- Battle of Doan: Part of the War in Afghanistan (2001–2021), Operation Slipper
| Date | 9 September 2011 |
| Location | Doan village, Oruzgan Province, Afghanistan |
| Result | Coalition victory Taliban withdrew; Village of Doan secured; |

Belligerents
- Australia Islamic Republic of Afghanistan United States: Taliban

Commanders and leaders
- LT LT: Unknown
- Units involved: 2 RAR Afghan National Army 29th Infantry Division

Strength
- 60+ combined forces Several Bushmasters air support and QRF assets: Unknown number of insurgents

Casualties and losses
- 1 wounded 1 Bushmaster destroyed: Unconfirmed number of fighters killed/or injured 1 local arrested on suspicion.

= Battle of Doan =

2011 military operation

The Battle of Doan was a ground battle in the War in Afghanistan fought in Doan Village on 9 September 2011 between forces of the Taliban and elements of the Afghan National Army accompanied by units of the Australian Army deployed under Operation Slipper. The Taliban fired harassing fire at an Australian and Afghan patrol near the village of Doan, in Oruzgan Province, an I.E.D causing the loss of one Australian vehicle, with one soldier wounded.

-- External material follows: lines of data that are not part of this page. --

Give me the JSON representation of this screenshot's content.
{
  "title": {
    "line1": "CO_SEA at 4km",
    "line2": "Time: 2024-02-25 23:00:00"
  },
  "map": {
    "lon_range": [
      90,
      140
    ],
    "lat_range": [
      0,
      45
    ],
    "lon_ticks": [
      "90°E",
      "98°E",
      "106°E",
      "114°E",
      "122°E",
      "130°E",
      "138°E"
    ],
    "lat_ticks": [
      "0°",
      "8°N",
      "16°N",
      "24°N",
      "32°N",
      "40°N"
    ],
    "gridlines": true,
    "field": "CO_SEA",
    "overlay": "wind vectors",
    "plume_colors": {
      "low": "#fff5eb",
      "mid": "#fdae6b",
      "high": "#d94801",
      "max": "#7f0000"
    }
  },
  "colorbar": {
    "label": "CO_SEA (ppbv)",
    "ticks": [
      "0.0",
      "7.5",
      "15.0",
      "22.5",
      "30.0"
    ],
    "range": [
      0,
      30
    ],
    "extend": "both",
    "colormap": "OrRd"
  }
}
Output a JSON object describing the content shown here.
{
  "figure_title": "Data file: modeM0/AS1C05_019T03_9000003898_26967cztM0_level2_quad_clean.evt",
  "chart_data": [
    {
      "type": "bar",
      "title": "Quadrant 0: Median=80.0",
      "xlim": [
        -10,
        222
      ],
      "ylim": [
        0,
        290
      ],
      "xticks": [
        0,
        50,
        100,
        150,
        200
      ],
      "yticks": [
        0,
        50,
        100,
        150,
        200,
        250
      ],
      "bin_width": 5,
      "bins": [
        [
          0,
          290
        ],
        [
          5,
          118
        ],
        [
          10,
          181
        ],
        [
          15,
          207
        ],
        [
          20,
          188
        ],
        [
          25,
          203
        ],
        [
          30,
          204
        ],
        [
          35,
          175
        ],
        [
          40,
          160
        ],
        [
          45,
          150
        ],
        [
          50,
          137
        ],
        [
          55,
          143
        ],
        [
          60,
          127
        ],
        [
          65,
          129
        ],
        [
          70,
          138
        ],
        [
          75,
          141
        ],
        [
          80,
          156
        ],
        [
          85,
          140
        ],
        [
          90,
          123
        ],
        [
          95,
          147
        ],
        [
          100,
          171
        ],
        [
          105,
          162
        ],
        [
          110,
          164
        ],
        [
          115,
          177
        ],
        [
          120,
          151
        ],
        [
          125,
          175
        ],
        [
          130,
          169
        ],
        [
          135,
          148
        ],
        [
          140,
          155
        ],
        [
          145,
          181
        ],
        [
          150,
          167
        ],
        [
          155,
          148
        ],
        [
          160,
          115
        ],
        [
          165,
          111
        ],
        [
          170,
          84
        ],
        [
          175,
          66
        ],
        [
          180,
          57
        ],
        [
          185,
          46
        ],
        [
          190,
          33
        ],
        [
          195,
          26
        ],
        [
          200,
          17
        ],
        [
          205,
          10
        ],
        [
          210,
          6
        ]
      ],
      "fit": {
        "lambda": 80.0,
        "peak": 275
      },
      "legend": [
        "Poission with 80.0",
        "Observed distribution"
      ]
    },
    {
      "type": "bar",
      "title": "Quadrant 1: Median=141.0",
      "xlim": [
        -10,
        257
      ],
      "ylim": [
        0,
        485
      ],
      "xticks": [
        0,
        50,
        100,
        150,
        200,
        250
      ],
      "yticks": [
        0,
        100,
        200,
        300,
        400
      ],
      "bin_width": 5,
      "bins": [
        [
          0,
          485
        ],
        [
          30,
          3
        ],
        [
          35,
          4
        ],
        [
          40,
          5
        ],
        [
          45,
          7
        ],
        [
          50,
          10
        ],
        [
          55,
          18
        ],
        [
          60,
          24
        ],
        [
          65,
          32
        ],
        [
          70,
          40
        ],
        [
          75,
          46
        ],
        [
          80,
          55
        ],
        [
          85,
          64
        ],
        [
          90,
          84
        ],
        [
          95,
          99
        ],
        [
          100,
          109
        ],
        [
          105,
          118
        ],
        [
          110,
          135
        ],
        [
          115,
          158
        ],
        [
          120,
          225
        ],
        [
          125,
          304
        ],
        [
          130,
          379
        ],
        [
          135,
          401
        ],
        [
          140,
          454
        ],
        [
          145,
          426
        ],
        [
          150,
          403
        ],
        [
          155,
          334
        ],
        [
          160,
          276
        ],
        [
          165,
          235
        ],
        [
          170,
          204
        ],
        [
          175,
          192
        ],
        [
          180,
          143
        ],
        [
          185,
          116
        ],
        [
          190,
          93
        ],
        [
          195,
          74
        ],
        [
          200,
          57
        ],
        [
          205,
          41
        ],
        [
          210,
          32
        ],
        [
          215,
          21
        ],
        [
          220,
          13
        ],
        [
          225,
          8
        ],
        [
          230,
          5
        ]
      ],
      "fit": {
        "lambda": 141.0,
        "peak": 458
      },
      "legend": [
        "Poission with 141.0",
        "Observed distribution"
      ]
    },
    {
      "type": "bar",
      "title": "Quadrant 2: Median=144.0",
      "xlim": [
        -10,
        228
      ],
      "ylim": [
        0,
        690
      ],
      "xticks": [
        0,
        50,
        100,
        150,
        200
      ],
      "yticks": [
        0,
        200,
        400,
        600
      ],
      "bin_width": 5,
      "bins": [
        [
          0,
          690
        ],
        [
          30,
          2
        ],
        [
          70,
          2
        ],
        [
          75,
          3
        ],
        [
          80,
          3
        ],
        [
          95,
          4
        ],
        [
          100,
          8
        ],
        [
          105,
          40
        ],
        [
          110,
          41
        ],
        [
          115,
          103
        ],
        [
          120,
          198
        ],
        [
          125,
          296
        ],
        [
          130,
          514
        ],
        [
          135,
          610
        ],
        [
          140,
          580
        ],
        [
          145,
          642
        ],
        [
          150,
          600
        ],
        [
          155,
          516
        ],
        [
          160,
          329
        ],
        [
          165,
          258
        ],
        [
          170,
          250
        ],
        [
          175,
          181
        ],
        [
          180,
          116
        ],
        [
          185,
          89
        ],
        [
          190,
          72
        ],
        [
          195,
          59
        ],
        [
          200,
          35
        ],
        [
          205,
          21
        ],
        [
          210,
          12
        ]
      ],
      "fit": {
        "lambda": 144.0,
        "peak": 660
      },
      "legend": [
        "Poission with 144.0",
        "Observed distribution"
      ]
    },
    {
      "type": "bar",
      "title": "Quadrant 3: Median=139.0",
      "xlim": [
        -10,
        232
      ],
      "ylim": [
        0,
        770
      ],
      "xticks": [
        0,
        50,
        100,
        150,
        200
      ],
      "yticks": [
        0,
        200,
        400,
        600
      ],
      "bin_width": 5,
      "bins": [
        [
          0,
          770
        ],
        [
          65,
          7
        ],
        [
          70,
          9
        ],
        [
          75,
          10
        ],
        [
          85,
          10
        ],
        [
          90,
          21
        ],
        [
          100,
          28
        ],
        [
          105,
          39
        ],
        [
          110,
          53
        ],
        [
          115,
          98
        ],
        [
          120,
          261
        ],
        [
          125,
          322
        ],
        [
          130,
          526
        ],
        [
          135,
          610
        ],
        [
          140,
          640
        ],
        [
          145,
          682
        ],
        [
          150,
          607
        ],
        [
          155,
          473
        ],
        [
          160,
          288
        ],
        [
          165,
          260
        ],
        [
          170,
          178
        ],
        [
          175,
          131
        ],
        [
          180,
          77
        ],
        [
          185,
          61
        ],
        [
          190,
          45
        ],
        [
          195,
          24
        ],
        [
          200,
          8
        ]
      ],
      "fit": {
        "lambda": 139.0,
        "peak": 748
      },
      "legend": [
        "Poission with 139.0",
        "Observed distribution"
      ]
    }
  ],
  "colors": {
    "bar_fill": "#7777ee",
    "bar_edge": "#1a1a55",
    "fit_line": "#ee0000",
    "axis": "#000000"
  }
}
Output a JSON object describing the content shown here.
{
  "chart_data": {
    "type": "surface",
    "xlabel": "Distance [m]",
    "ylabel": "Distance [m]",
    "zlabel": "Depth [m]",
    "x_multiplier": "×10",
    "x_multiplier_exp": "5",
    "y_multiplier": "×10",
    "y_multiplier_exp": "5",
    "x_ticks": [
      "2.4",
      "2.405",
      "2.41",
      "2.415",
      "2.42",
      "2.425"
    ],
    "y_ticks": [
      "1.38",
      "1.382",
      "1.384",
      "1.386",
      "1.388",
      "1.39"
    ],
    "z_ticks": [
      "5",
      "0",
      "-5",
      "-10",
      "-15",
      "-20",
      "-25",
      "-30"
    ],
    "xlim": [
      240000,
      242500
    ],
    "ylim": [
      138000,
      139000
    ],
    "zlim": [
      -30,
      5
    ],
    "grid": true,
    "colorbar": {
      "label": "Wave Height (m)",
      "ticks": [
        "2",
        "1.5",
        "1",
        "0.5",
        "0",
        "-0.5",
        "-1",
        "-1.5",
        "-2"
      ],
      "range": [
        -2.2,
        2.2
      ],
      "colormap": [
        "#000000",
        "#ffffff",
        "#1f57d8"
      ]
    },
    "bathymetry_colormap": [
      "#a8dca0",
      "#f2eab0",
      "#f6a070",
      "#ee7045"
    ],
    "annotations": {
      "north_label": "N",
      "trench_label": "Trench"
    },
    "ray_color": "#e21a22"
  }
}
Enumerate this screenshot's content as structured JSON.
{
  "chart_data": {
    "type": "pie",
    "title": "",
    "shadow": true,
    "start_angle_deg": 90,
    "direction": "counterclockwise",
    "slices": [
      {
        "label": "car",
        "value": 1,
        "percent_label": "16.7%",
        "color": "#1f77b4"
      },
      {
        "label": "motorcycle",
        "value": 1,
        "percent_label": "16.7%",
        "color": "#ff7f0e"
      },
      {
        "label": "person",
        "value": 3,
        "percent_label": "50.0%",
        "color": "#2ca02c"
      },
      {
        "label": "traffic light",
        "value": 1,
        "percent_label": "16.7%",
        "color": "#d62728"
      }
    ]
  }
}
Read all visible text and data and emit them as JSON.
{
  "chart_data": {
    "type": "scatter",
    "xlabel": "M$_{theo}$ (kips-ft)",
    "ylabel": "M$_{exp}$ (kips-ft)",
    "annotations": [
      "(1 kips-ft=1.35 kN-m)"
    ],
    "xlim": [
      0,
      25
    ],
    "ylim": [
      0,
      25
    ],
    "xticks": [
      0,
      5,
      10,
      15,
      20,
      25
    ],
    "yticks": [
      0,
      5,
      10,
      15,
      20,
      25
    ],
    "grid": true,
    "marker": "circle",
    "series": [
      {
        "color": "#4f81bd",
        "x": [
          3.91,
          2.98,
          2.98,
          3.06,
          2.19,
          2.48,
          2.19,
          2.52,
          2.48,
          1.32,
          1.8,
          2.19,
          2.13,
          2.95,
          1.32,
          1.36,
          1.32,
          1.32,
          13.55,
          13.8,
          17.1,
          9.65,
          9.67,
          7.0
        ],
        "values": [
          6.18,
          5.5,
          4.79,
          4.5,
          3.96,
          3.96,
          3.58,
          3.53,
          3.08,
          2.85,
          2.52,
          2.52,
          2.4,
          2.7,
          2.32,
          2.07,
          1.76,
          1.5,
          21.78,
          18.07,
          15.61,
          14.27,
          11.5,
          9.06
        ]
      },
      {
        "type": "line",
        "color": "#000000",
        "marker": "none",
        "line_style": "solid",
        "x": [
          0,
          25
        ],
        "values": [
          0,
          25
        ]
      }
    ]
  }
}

One person was arrested, while casualties on the Taliban side are unknown.

== Background ==
The village of Doan is located in the western part of Oruzgan Province which is often called the "Wild West of Oruzgan" due to the high level of violent attacks. One of the most remote outposts in Oruzgan is Patrol Base Tinsley, which is where Australians train their Afghan colleagues. Part of their training involves patrols in order to halt the advance of the Taliban. The Australians and ANA conducted a three-day joint patrol to the village of Doan. During this time, they were constantly being engaged by sporadic fire from the 'green zone'.

== Battle ==
On 9 September 2011 a joint patrol of Australians from Combat Team Charlie, Mentoring Task Force 3 and ANA troops came under Taliban fire near Doan. The patrol made its way through the village before exchanging fire on the outskirts of Doan. RPGs and a mortar crew added to the coalition's firepower. During the battle, a Bushmaster vehicle was destroyed when it hit an IED whilst under fire, the crew had to bail out and a digger was wounded and airlifted to hospital. The Taliban eventually fortified themselves on a hill and managed to counter all attacks. The fighting dragged on well into the night.

== Aftermath ==
The Australian who was wounded was airlifted to a Coalition hospital in Tarin Kowt and treated for his injuries. A squad of US soldiers of the 29th Infantry Division which had been assigned as the security force for the region's Civil Affairs forces, assisted in the Quick Reaction Force (QRF), casevac, and resupply of Australian forces. Over the previous few days, US forces had conducted combat operations in the Kod Valley to the north of Doan. It is estimated that a small number
of Taliban were killed during the battle. During the battle, the Australians arrested a local Afghan on suspicion of aiding the Taliban. No civilians were killed or injured and the village of Doan was secured.